I'm arrogant with low self-esteem

So, in PHSE today, I learnt that I have low self-esteem. However, I am the most arrogant person I know, I'm almost as arrogant as Ian. But yeah, like a lot of the time, people think I am just joking but I GENUINELY see myself (most of the time) as the greatest person ever. I'm in a really sort of...high on life mood lately, like the last couple of months I've just been like "wow, I really am perfect"

But then I KNOW that I'm going to wake up soon and be like "I HATE MYSELF OH MY GOD LOOK AT ME" but then I'll still be arrogant, because it's just in my blood. I hate being so vain and stuff though because everyone just assumes I'm an arsehole and I'm not D: well, either that or they just think that I'm joking all the time.

If I don't become famous when I'm older, I don't even know how I'd cope because I SERIOUSLY believe that I deserve that, like without a shadow of a doubt. And I KNOW right now that I sounded like an idiot because I'm acting SO vain and arrogant but I can't help it, I'll just.

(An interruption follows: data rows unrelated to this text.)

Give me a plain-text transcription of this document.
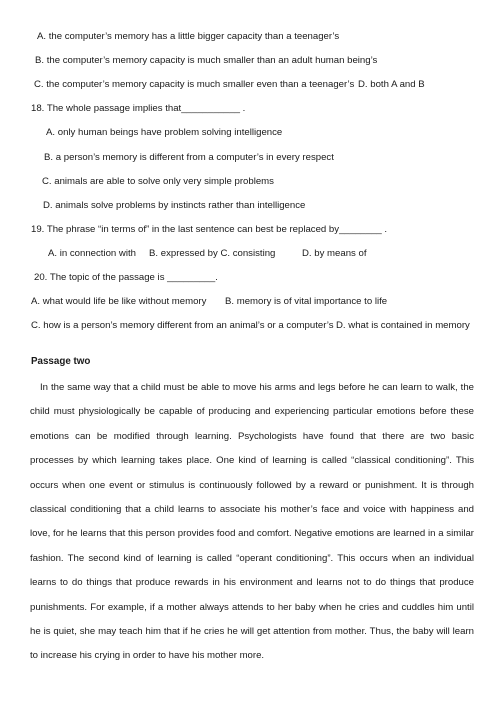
A. the computer’s memory has a little bigger capacity than a teenager’s
B. the computer’s memory capacity is much smaller than an adult human being’s
C. the computer’s memory capacity is much smaller even than a teenager’s D. both A and B
18. The whole passage implies that___________ .
A. only human beings have problem solving intelligence
B. a person’s memory is different from a computer’s in every respect
C. animals are able to solve only very simple problems
D. animals solve problems by instincts rather than intelligence
19. The phrase “in terms of” in the last sentence can best be replaced by________ .
A. in connection with B. expressed by C. consisting	D. by means of
20. The topic of the passage is _________.
A. what would life be like without memory B. memory is of vital importance to life
C. how is a person’s memory different from an animal’s or a computer’s D. what is contained in memory
Passage two
In the same way that a child must be able to move his arms and legs before he can learn to walk, the child must physiologically be capable of producing and experiencing particular emotions before these emotions can be modified through learning. Psychologists have found that there are two basic processes by which learning takes place. One kind of learning is called “classical conditioning”. This occurs when one event or stimulus is continuously followed by a reward or punishment. It is through classical conditioning that a child learns to associate his mother’s face and voice with happiness and love, for he learns that this person provides food and comfort. Negative emotions are learned in a similar fashion. The second kind of learning is called “operant conditioning”. This occurs when an individual learns to do things that produce rewards in his environment and learns not to do things that produce punishments. For example, if a mother always attends to her baby when he cries and cuddles him until he is quiet, she may teach him that if he cries he will get attention from mother. Thus, the baby will learn to increase his crying in order to have his mother more.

It's so weird too because I always think "no one can ever find me attractive" but then I say (and think) "I'm the most amazing and perfect person ever, who isn't in love with me?" and I truly believe that as well. It really sucks omg I'd prefer hating myself all the time, even though being this arrogant does make ME happy, I think it gets on everyone else's nerves :/// I don't want to be annoying, I just honestly believe this. I hate the down moments, but they don't last very long...a day, usually, if even that, then whoa, cocky dickhead emma has returned.